Un jeune homme, surnommé le Bagarreur, pense être le meilleur expert en arts martiaux de la ville de Fushan. Il a déjà vaincu des centaines d'adversaires et n'hésite jamais à lancer un défi. Mais ce qu'il ignore c'est que son père achète les combats. Un jour, il affronte un acteur de théâtre chinois qui refuse d'entrer dans son jeu et le bat. Reconnaissant ses faiblesses, le jeune homme désire apprendre le vrai kung-fu. Mais une bande d'assassins ninjas attaque la troupe de théâtre et tue tous les acteurs. Le Bagarreur et son maître fuient et se réfugient chez un maître du Wing Chun qui va apprendre au jeune homme à se venger.

 

Critique:

On reconnait ici le talent de Sammo Hung, lequel ne se prive jamais de court-circuiter son film par de brusques ruptures dramatiques et changements de ton. La séquence du massacre de la troupe est ainsi significative du personnage. Après trois quart d'heure de comédie, il place une scène d'une rare violence, totalement incongrue par rapport au reste du métrage: en quelques minutes tous les acteurs et actrices sont égorgés au sabre et Sammo s'attarde complaisament sur les corps tranchés d'où gicle un sang épais.

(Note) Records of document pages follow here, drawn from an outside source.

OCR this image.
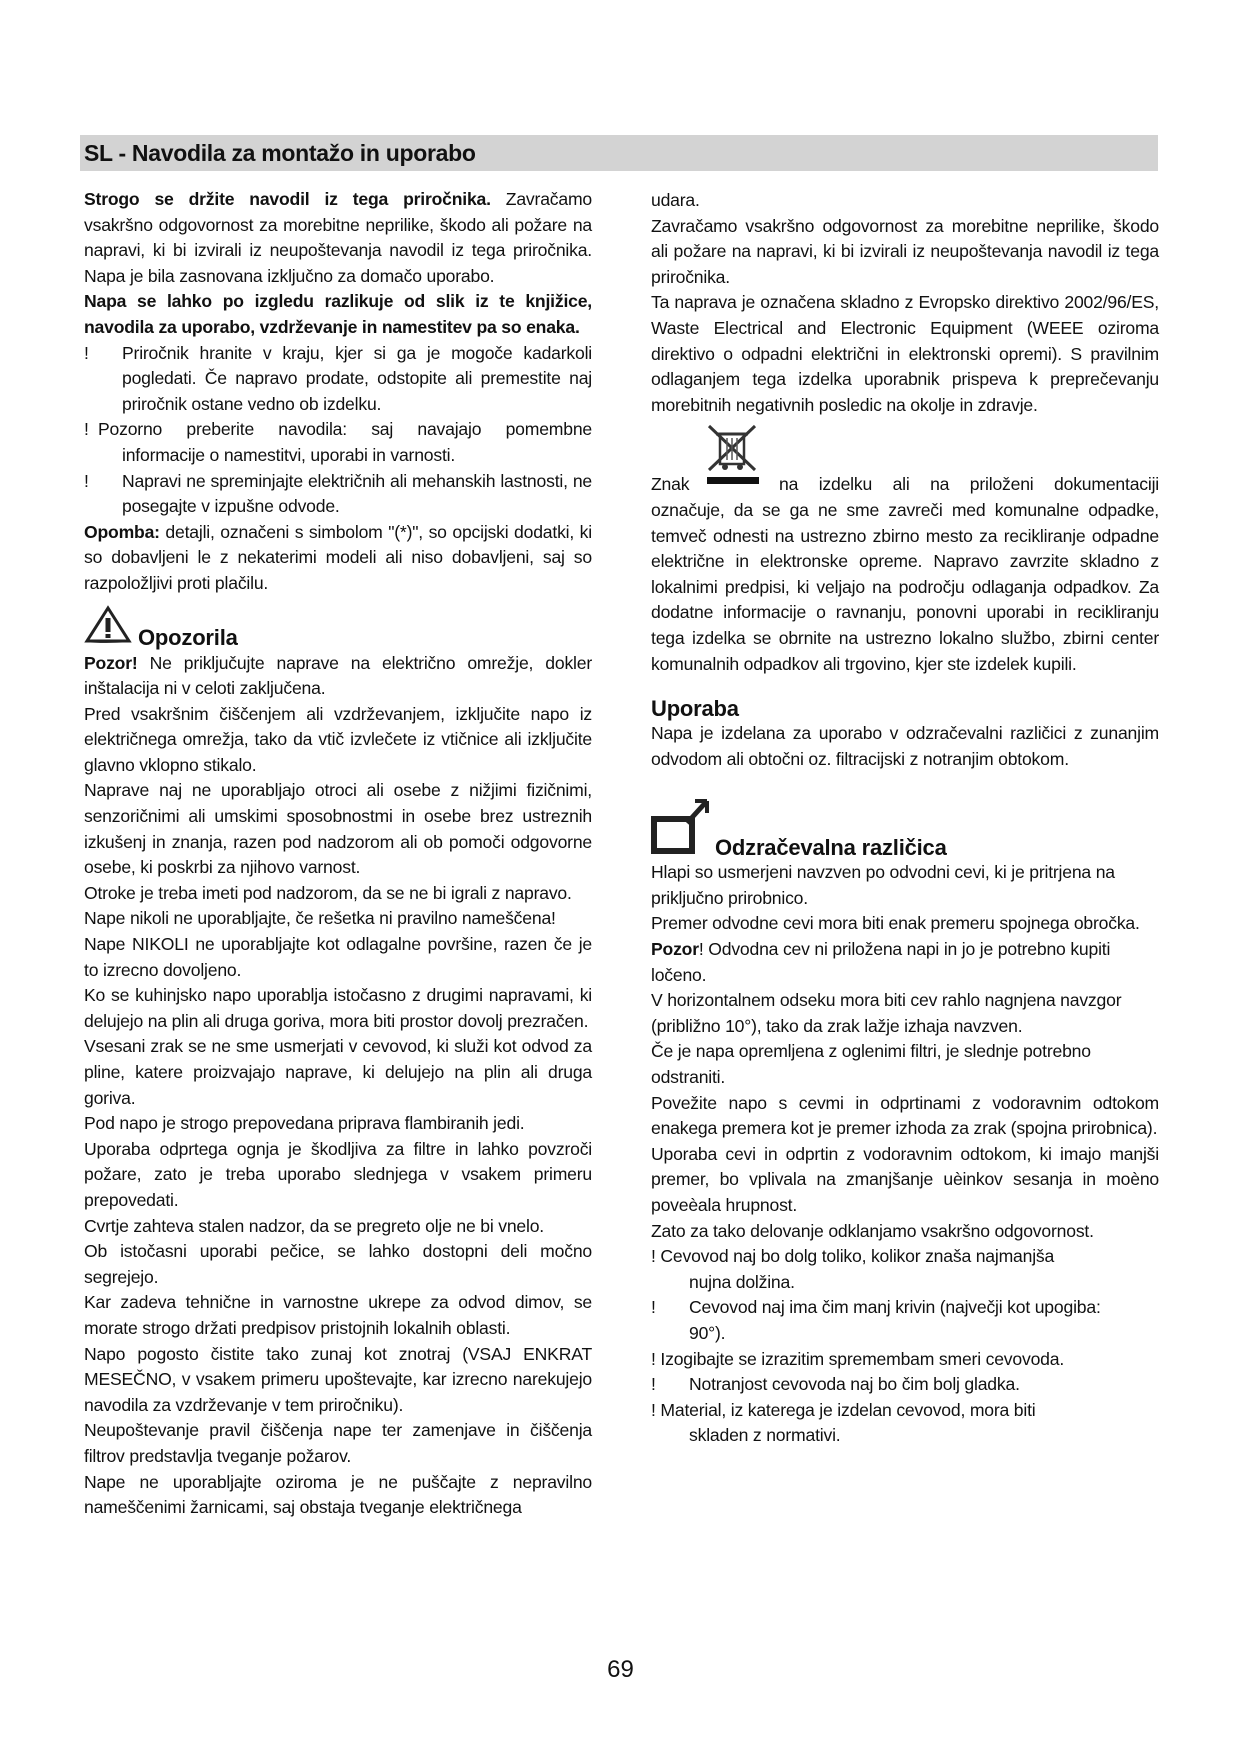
SL - Navodila za montažo in uporabo

Strogo se držite navodil iz tega priročnika. Zavračamo vsakršno odgovornost za morebitne neprilike, škodo ali požare na napravi, ki bi izvirali iz neupoštevanja navodil iz tega priročnika. Napa je bila zasnovana izključno za domačo uporabo.

Napa se lahko po izgledu razlikuje od slik iz te knjižice, navodila za uporabo, vzdrževanje in namestitev pa so enaka.

!	Priročnik hranite v kraju, kjer si ga je mogoče kadarkoli pogledati. Če napravo prodate, odstopite ali premestite naj priročnik ostane vedno ob izdelku.
! Pozorno preberite navodila: saj navajajo pomembne
informacije o namestitvi, uporabi in varnosti.
!	Napravi ne spreminjajte električnih ali mehanskih lastnosti, ne posegajte v izpušne odvode.

Opomba: detajli, označeni s simbolom "(*)", so opcijski dodatki, ki so dobavljeni le z nekaterimi modeli ali niso dobavljeni, saj so razpoložljivi proti plačilu.

Opozorila

Pozor! Ne priključujte naprave na električno omrežje, dokler inštalacija ni v celoti zaključena.

Pred vsakršnim čiščenjem ali vzdrževanjem, izključite napo iz električnega omrežja, tako da vtič izvlečete iz vtičnice ali izključite glavno vklopno stikalo.

Naprave naj ne uporabljajo otroci ali osebe z nižjimi fizičnimi, senzoričnimi ali umskimi sposobnostmi in osebe brez ustreznih izkušenj in znanja, razen pod nadzorom ali ob pomoči odgovorne osebe, ki poskrbi za njihovo varnost.

Otroke je treba imeti pod nadzorom, da se ne bi igrali z napravo.

Nape nikoli ne uporabljajte, če rešetka ni pravilno nameščena!

Nape NIKOLI ne uporabljajte kot odlagalne površine, razen če je to izrecno dovoljeno.

Ko se kuhinjsko napo uporablja istočasno z drugimi napravami, ki delujejo na plin ali druga goriva, mora biti prostor dovolj prezračen.

Vsesani zrak se ne sme usmerjati v cevovod, ki služi kot odvod za pline, katere proizvajajo naprave, ki delujejo na plin ali druga goriva.

Pod napo je strogo prepovedana priprava flambiranih jedi.

Uporaba odprtega ognja je škodljiva za filtre in lahko povzroči požare, zato je treba uporabo slednjega v vsakem primeru prepovedati.

Cvrtje zahteva stalen nadzor, da se pregreto olje ne bi vnelo.

Ob istočasni uporabi pečice, se lahko dostopni deli močno segrejejo.

Kar zadeva tehnične in varnostne ukrepe za odvod dimov, se morate strogo držati predpisov pristojnih lokalnih oblasti.

Napo pogosto čistite tako zunaj kot znotraj (VSAJ ENKRAT MESEČNO, v vsakem primeru upoštevajte, kar izrecno narekujejo navodila za vzdrževanje v tem priročniku).

Neupoštevanje pravil čiščenja nape ter zamenjave in čiščenja filtrov predstavlja tveganje požarov.

Nape ne uporabljajte oziroma je ne puščajte z nepravilno nameščenimi žarnicami, saj obstaja tveganje električnega

udara.

Zavračamo vsakršno odgovornost za morebitne neprilike, škodo ali požare na napravi, ki bi izvirali iz neupoštevanja navodil iz tega priročnika.

Ta naprava je označena skladno z Evropsko direktivo 2002/96/ES, Waste Electrical and Electronic Equipment (WEEE oziroma direktivo o odpadni električni in elektronski opremi). S pravilnim odlaganjem tega izdelka uporabnik prispeva k preprečevanju morebitnih negativnih posledic na okolje in zdravje.

Znak	na izdelku ali na priloženi dokumentaciji

označuje, da se ga ne sme zavreči med komunalne odpadke, temveč odnesti na ustrezno zbirno mesto za recikliranje odpadne električne in elektronske opreme. Napravo zavrzite skladno z lokalnimi predpisi, ki veljajo na področju odlaganja odpadkov. Za dodatne informacije o ravnanju, ponovni uporabi in recikliranju tega izdelka se obrnite na ustrezno lokalno službo, zbirni center komunalnih odpadkov ali trgovino, kjer ste izdelek kupili.

Uporaba

Napa je izdelana za uporabo v odzračevalni različici z zunanjim odvodom ali obtočni oz. filtracijski z notranjim obtokom.

Odzračevalna različica

Hlapi so usmerjeni navzven po odvodni cevi, ki je pritrjena na priključno prirobnico.

Premer odvodne cevi mora biti enak premeru spojnega obročka.

Pozor! Odvodna cev ni priložena napi in jo je potrebno kupiti ločeno.

V horizontalnem odseku mora biti cev rahlo nagnjena navzgor (približno 10°), tako da zrak lažje izhaja navzven.

Če je napa opremljena z oglenimi filtri, je slednje potrebno odstraniti.

Povežite napo s cevmi in odprtinami z vodoravnim odtokom enakega premera kot je premer izhoda za zrak (spojna prirobnica).

Uporaba cevi in odprtin z vodoravnim odtokom, ki imajo manjši premer, bo vplivala na zmanjšanje uèinkov sesanja in moèno poveèala hrupnost.

Zato za tako delovanje odklanjamo vsakršno odgovornost.

! Cevovod naj bo dolg toliko, kolikor znaša najmanjša
nujna dolžina.
!	Cevovod naj ima čim manj krivin (največji kot upogiba:
90°).
! Izogibajte se izrazitim spremembam smeri cevovoda.
!	Notranjost cevovoda naj bo čim bolj gladka.
! Material, iz katerega je izdelan cevovod, mora biti
skladen z normativi.
69
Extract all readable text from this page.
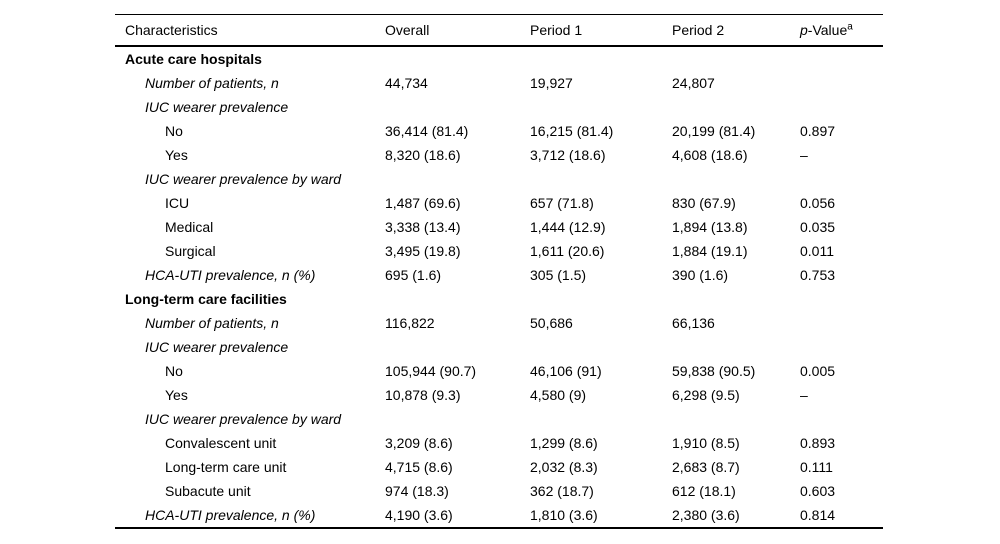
Characteristics	Overall	Period 1	Period 2	p-Value$^a$
Acute care hospitals
Number of patients, n	44,734	19,927	24,807
IUC wearer prevalence
No	36,414 (81.4)	16,215 (81.4)	20,199 (81.4)	0.897
Yes	8,320 (18.6)	3,712 (18.6)	4,608 (18.6)	–
IUC wearer prevalence by ward
ICU	1,487 (69.6)	657 (71.8)	830 (67.9)	0.056
Medical	3,338 (13.4)	1,444 (12.9)	1,894 (13.8)	0.035
Surgical	3,495 (19.8)	1,611 (20.6)	1,884 (19.1)	0.011
HCA-UTI prevalence, n (%)	695 (1.6)	305 (1.5)	390 (1.6)	0.753
Long-term care facilities
Number of patients, n	116,822	50,686	66,136
IUC wearer prevalence
No	105,944 (90.7)	46,106 (91)	59,838 (90.5)	0.005
Yes	10,878 (9.3)	4,580 (9)	6,298 (9.5)	–
IUC wearer prevalence by ward
Convalescent unit	3,209 (8.6)	1,299 (8.6)	1,910 (8.5)	0.893
Long-term care unit	4,715 (8.6)	2,032 (8.3)	2,683 (8.7)	0.111
Subacute unit	974 (18.3)	362 (18.7)	612 (18.1)	0.603
HCA-UTI prevalence, n (%)	4,190 (3.6)	1,810 (3.6)	2,380 (3.6)	0.814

Tout le film se situe donc en équilibre instable entre la violence et l'humour, entre la barbarie et le burlesque. Dans une séquence, Sammo Hung fait une éblouissante démonstration de ses aptitudes martiales en effectuant une calligraphie complexe. Mais il n'oublie pas de multiplier les gags pour se moquer de lui-même. Comme si l'homme, constamment partagé entre le respect des traditions et la volonté de briser les convenances, se plaçait constamment dans une attitude schyzophrène.

"Prodigal Son" est donc une excellente comédie kung-fu (quoique le film soit peut - être un rien surestimé) qui s'impose comme un divertissement de choix. Chacun se doit de l'avoir vu, ne serait-ce que pour mesurer l'énorme influence qu'il a exercé sur le genre.